Así llegó Ingrid a Pescurza, aturdida por las embestidas de Marío, por su corpulencia de morlaco, por su descomunal miembro, por un inusitado placer que la hizo creer que ella allí encajaría, que el vicio del jergón, borraría las sedas, las frases galantes, el embriagador y perenne olor a Chanel.
Jamás se había sentido tan segura como reposando después del galope, sobre su fornido pecho, durmiendo acunada por los latidos de aquel toro, la fiera que la había encerrado en aquel laberinto de rudezas, del minotauro que la tenía presa y alejada de la civilización.
Pronto la bautizaron en pueblo, Ingrid era demasiado artificioso, elegante, artificial, era más fácil llamarla, La Mingry.

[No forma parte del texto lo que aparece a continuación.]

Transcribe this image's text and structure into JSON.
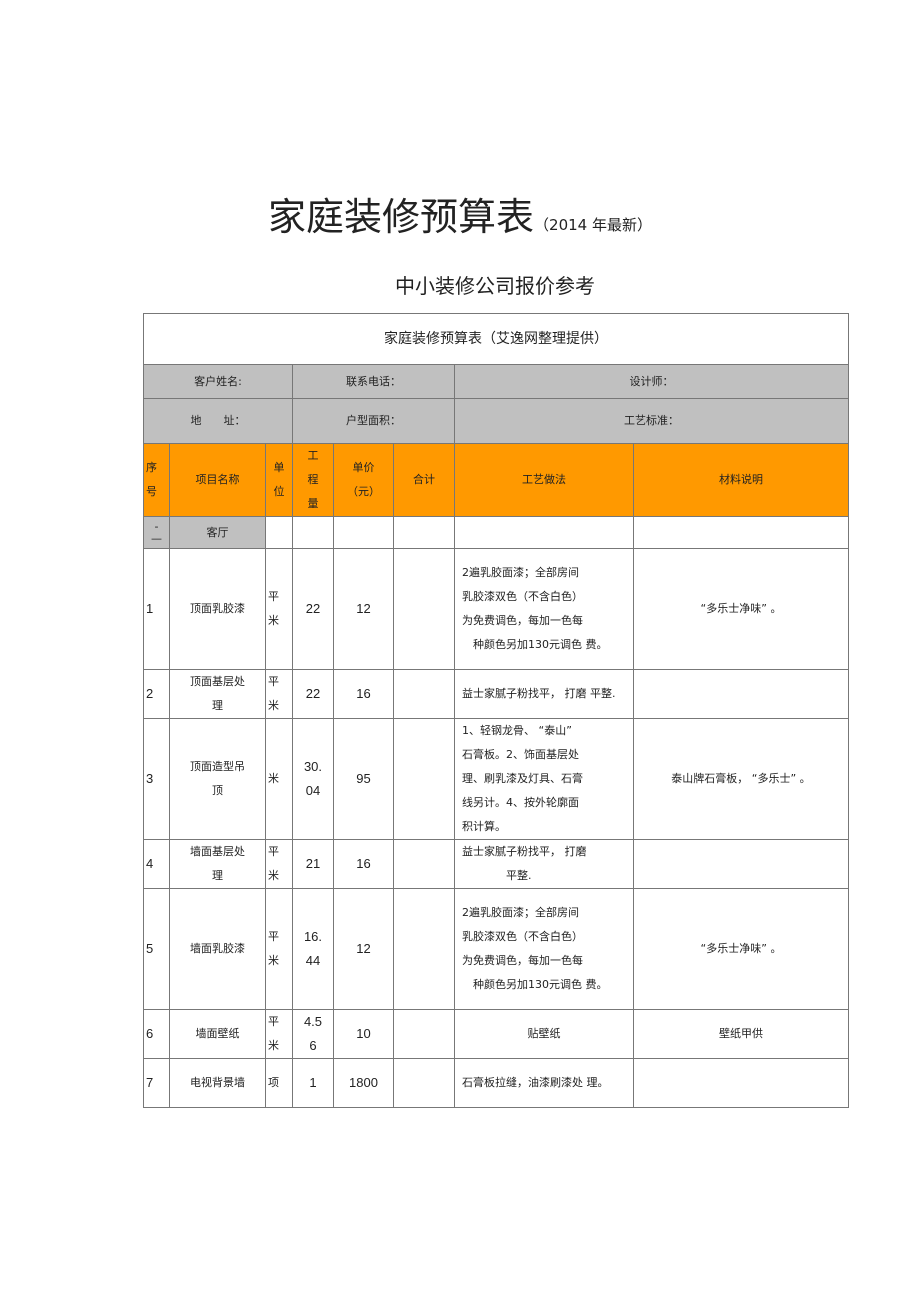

La vida es necia, es volátil, es nostalgica. La Mingrit, no encajaba en aquella rural sociedad, en aquella casa sencilla, en aquel barrizal que eran las calles llenas de charcos. Ella llegó con los desafueros de la primavera, soporto los calores y las moscas del verano y los charcos y los días que se hacían cortos del otoño, pero la colmó el silencio del invierno. Ella no encajaba entre aquellas mujeres abandonadas a su suerte, con la suerte de compartir como ellas el lecho con sus toros, ella llegó, pero el pueblo pequeño no llegó a ella. Los orgasmos se fueron espaciando, el galoper fue virando a trote y el trote en aburrido paseo. Hasta el bolso último y más caro, termina siendo un bolso viejo.

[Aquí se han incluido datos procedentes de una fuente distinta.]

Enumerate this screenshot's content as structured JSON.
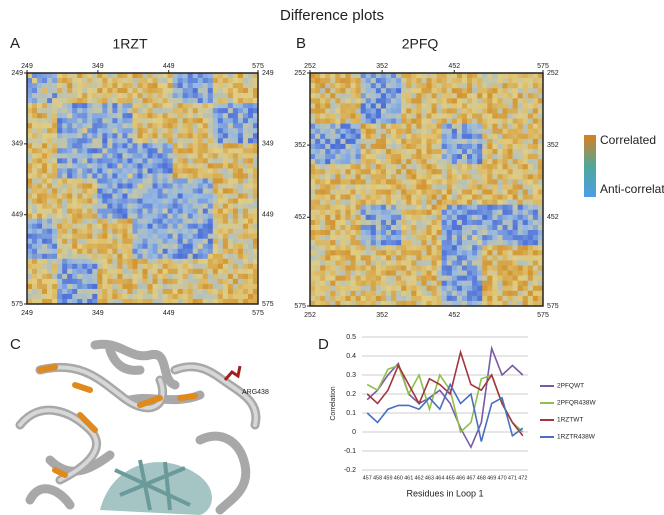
{
  "title": "Difference plots",
  "panels": [
    {
      "label": "A",
      "title": "1RZT",
      "ticks": [
        249,
        349,
        449,
        575
      ]
    },
    {
      "label": "B",
      "title": "2PFQ",
      "ticks": [
        252,
        352,
        452,
        575
      ]
    },
    {
      "label": "C",
      "annotation": "ARG438"
    }
  ],
  "colorbar": {
    "high": "Correlated",
    "low": "Anti-correlated"
  },
  "chart_data": {
    "type": "line",
    "panel": "D",
    "xlabel": "Residues in Loop 1",
    "ylabel": "Correlation",
    "categories": [
      "457",
      "458",
      "459",
      "460",
      "461",
      "462",
      "463",
      "464",
      "465",
      "466",
      "467",
      "468",
      "469",
      "470",
      "471",
      "472"
    ],
    "ylim": [
      -0.2,
      0.5
    ],
    "yticks": [
      -0.2,
      -0.1,
      0,
      0.1,
      0.2,
      0.3,
      0.4,
      0.5
    ],
    "grid": true,
    "legend": "right",
    "series": [
      {
        "name": "2PFQWT",
        "color": "#7a5aa6",
        "values": [
          0.17,
          0.22,
          0.3,
          0.36,
          0.2,
          0.15,
          0.18,
          0.22,
          0.15,
          0.02,
          -0.08,
          0.05,
          0.44,
          0.3,
          0.35,
          0.3
        ]
      },
      {
        "name": "2PFQR438W",
        "color": "#8fbf4a",
        "values": [
          0.25,
          0.22,
          0.33,
          0.35,
          0.2,
          0.3,
          0.12,
          0.3,
          0.22,
          0.0,
          0.05,
          0.28,
          0.3,
          0.15,
          0.05,
          0.0
        ]
      },
      {
        "name": "1RZTWT",
        "color": "#a3353e",
        "values": [
          0.2,
          0.15,
          0.22,
          0.35,
          0.25,
          0.15,
          0.28,
          0.25,
          0.2,
          0.42,
          0.25,
          0.22,
          0.3,
          0.15,
          0.05,
          -0.02
        ]
      },
      {
        "name": "1RZTR438W",
        "color": "#4a6fc0",
        "values": [
          0.1,
          0.05,
          0.12,
          0.14,
          0.14,
          0.12,
          0.18,
          0.12,
          0.25,
          0.15,
          0.2,
          -0.05,
          0.15,
          0.18,
          -0.02,
          0.02
        ]
      }
    ]
  }
}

Y Mingry se desenamoro del olor a leña, del olor a fuego y dejo de encajar en la furia del toro y dejo de sentir desafueros, y termino sintiendo nostalgia de los relamidos galanes que no daban la talla, terminó echando de menos los prolegómenos relamidos de la noche de los destellos, las luces y las plumas, el olor de los caros perfumes y  el insulso lecho de los amantes afeminados que compartían con ella secretos de belleza. Se aburrió del laberinto incivilizado, de la panadería y de Paulina, la alcahueta panadera. Y un dia de agosto le soltó a la vulgar despelleja corderos:
- Ni Mingry, ni Migra.
Y sin mirar atras, Ingrid Selena de Sotomayor, se marchó con lo puesto, con los galopes vividos, a vivir en la urbe de su belleza relamida y del cuento.